On perfect subdivision tilings
Hyunwoo Lee
TL;DR
This work characterizes the asymptotically exact minimum degree threshold for the existence of a perfect $H$-subdivision tiling in every $n$-vertex graph. It introduces a subdivision-aware framework built on the absorption method, the regularity lemma, and domination-based control of the reduced graph, centered around the parameters $\xi(H)$, $\mathrm{hcf}_{\xi}(H)$, and the derived constant $\xi^*(H)$. The main results show that $\delta_{\mathrm{sub}}(n,H) = \left(1 - \frac{1}{\xi^*(H)} + o(1)\right)n$ for all $H$ with at least one edge unless $\mathrm{hcf}_{\xi}(H)=2$, in which case parity of $n$ drives the threshold: $\delta_{\mathrm{sub}}(n,H) = \left(\tfrac{1}{2} + o(1)\right)n$ for odd $n$ and $\delta_{\mathrm{sub}}(n,H) = \left(1 - \frac{1}{\xi^*(H)} + o(1)\right)n$ for even $n$. As concrete corollaries, the results determine $\delta_{\mathrm{sub}}(n,K_r)$ for small $r$ and reveal non-monotonic behavior of subdivision tilings relative to ordinary tilings.
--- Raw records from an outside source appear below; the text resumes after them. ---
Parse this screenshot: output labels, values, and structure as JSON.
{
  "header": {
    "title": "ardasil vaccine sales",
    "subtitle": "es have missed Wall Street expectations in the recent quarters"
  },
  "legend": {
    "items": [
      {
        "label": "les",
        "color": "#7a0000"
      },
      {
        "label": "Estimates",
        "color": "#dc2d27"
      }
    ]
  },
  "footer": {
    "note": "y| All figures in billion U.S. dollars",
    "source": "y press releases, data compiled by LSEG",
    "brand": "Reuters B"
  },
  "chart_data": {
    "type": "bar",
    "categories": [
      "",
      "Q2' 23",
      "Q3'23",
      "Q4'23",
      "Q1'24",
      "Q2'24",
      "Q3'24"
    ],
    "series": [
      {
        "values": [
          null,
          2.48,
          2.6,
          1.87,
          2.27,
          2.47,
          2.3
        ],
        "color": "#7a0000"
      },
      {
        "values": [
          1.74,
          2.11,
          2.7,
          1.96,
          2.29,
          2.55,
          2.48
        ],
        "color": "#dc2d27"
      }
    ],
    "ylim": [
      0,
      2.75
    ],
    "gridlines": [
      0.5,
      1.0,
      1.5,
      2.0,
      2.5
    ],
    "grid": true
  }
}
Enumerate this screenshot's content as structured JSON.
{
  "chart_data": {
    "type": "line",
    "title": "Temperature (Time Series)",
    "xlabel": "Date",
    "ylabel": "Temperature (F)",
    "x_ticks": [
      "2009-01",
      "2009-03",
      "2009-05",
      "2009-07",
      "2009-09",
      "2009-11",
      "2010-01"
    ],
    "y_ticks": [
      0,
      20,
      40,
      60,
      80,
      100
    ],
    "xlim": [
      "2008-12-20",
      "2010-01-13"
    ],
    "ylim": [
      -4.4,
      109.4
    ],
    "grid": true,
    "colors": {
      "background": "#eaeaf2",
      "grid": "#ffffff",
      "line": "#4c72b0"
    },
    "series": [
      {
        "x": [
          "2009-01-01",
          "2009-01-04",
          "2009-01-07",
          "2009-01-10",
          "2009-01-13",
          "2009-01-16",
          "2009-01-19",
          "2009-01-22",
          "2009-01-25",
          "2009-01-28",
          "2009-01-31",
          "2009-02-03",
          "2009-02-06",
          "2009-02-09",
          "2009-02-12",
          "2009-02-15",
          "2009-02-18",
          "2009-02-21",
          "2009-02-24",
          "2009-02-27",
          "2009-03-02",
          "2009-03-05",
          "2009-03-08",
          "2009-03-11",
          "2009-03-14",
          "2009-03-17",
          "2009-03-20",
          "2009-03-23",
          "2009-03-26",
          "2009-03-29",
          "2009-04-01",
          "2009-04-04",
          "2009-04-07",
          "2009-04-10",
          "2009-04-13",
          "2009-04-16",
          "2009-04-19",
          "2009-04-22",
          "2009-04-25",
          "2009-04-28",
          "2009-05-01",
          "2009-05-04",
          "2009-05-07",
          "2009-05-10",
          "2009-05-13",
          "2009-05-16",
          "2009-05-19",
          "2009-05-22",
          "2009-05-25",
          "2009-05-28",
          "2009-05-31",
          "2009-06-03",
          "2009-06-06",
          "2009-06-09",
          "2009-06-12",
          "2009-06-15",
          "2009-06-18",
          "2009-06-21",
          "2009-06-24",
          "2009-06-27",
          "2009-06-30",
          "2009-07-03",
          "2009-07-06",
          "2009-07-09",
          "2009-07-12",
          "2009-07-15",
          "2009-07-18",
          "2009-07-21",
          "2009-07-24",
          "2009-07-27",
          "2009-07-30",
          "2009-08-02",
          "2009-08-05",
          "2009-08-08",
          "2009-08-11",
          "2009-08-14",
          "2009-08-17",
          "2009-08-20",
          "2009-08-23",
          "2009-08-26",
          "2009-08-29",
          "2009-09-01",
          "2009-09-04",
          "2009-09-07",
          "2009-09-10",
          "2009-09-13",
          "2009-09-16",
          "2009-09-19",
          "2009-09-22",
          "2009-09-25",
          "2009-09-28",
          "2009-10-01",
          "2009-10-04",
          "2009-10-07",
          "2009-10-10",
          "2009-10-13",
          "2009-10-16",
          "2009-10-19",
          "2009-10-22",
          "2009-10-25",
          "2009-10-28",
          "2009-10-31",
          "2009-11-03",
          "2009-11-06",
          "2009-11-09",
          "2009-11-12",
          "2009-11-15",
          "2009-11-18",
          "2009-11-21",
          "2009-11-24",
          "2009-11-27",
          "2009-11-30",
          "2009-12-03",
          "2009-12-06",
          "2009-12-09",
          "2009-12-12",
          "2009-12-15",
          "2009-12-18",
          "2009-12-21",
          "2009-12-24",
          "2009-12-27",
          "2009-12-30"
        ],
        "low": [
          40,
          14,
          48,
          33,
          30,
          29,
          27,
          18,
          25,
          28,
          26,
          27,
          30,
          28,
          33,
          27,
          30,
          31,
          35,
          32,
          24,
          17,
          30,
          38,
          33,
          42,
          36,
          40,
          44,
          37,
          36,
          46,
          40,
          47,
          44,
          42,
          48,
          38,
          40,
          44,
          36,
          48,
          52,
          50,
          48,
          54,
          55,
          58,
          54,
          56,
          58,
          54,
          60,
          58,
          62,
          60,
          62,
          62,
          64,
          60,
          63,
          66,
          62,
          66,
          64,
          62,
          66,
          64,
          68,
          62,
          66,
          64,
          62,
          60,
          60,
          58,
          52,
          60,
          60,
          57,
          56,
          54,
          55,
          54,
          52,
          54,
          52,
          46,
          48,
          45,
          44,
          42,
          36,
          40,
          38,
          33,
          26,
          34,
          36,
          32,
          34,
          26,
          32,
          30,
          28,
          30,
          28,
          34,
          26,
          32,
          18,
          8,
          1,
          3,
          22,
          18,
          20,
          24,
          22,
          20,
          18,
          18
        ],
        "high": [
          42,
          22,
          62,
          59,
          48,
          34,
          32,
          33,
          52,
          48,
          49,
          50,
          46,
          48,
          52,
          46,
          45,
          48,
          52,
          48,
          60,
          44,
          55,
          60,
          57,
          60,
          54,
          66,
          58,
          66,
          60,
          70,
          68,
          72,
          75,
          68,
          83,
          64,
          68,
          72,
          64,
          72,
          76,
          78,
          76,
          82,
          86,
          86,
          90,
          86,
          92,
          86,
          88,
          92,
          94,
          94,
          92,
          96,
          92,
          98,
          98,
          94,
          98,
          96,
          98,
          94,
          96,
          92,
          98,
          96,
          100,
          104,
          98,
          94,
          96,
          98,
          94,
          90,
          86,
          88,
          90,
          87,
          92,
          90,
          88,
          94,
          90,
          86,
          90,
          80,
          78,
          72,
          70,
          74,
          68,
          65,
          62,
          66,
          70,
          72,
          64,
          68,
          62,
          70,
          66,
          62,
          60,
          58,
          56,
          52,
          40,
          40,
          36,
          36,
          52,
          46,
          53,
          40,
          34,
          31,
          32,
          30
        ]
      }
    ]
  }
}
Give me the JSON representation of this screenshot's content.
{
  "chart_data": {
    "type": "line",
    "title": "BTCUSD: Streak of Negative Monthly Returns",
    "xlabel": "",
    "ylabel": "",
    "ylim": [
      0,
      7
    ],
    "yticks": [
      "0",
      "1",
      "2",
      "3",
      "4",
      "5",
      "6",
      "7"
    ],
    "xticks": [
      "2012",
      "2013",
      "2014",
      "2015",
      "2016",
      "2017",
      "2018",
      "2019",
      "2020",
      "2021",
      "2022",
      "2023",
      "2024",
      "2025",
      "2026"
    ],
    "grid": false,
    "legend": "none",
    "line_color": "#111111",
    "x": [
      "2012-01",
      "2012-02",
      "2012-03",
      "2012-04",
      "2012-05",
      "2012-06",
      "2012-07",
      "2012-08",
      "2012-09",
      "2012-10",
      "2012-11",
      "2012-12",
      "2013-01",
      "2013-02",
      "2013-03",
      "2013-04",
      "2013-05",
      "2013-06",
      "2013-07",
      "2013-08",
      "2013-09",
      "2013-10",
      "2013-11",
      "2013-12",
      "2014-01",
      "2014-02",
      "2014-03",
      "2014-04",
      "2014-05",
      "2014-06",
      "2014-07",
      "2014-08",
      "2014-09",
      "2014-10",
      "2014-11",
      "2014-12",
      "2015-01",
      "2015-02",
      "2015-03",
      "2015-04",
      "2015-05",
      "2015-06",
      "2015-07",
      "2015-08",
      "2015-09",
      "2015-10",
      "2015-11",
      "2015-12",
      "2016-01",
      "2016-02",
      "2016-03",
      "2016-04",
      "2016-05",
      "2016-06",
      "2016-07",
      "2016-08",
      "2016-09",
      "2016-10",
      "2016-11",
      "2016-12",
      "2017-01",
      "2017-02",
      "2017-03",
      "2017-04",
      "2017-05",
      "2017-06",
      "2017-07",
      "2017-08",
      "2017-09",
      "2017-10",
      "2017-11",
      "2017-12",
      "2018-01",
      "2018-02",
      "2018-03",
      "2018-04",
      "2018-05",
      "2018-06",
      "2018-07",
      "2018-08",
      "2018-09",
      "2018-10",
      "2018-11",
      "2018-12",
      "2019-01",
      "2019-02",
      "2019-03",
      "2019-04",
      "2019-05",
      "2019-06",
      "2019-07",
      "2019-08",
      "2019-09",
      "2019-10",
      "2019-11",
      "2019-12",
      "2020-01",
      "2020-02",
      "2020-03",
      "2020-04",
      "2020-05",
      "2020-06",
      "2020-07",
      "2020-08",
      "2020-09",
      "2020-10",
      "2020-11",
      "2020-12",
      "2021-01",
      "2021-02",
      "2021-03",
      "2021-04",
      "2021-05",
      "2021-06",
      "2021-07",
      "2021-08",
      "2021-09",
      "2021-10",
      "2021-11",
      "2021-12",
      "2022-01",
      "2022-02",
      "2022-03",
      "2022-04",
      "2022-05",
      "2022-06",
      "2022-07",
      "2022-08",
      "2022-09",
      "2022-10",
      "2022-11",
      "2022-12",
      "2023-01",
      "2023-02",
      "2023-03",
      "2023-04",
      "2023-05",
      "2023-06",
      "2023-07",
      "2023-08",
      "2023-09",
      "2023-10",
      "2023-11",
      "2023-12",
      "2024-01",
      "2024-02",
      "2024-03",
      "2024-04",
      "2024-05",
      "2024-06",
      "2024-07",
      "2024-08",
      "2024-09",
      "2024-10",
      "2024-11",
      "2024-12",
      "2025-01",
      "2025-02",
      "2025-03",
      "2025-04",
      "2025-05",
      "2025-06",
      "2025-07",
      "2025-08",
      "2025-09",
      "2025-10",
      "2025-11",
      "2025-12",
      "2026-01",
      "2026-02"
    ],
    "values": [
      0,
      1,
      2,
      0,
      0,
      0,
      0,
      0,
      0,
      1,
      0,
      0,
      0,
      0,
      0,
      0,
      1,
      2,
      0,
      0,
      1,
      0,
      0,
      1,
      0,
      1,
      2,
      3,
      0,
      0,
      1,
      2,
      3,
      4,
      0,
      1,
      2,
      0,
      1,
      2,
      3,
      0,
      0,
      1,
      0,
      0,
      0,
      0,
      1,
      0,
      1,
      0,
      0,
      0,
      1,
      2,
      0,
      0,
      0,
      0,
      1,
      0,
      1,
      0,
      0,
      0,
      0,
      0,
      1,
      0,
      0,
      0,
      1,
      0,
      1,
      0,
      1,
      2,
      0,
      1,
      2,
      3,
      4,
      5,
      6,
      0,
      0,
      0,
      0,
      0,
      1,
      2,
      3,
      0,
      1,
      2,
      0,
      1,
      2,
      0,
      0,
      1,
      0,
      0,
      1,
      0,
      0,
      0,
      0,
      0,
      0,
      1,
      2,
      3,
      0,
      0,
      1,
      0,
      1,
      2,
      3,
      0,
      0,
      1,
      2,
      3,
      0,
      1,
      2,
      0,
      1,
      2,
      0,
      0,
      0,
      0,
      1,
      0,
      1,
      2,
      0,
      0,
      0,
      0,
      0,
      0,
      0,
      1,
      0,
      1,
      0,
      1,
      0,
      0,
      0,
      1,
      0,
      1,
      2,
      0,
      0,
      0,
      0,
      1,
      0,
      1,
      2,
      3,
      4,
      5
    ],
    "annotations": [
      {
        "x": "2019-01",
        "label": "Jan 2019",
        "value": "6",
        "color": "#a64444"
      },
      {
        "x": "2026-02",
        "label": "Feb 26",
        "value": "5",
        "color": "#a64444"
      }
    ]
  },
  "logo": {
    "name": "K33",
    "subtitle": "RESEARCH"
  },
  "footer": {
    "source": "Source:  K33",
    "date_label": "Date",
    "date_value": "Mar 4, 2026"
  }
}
The methods combine absorbers of three types, the regularity framework, and domination arguments to manage divisibility and space barriers, offering a versatile approach to subdivision-tiling problems with broad potential applications.
Abstract
For a given graph $H$, we say that a graph $G$ has a perfect $H$-subdivision tiling if $G$ contains a collection of vertex-disjoint subdivisions of $H$ covering all vertices of $G.$ Let $δ_{\mathrm{sub}}(n, H)$ be the smallest integer $k$ such that any $n$-vertex graph $G$ with minimum degree at least $k$ has a perfect $H$-subdivision tiling. For every graph $H$, we asymptotically determined the value of $δ_{\mathrm{sub}}(n, H)$. More precisely, for every graph $H$ with at least one edge, there is an integer $\mathrm{hcf}_ξ(H)$ and a constant $1 < ξ^*(H)\leq 2$ that can be explicitly determined by structural properties of $H$ such that $δ_{\mathrm{sub}}(n, H) = \left(1 - \frac{1}{ξ^*(H)} + o(1) \right)n$ holds for all $n$ and $H$ unless $\mathrm{hcf}_ξ(H) = 2$ and $n$ is odd. When $\mathrm{hcf}_ξ(H) = 2$ and $n$ is odd, then we show that $δ_{\mathrm{sub}}(n, H) = \left(\frac{1}{2} + o(1) \right)n$.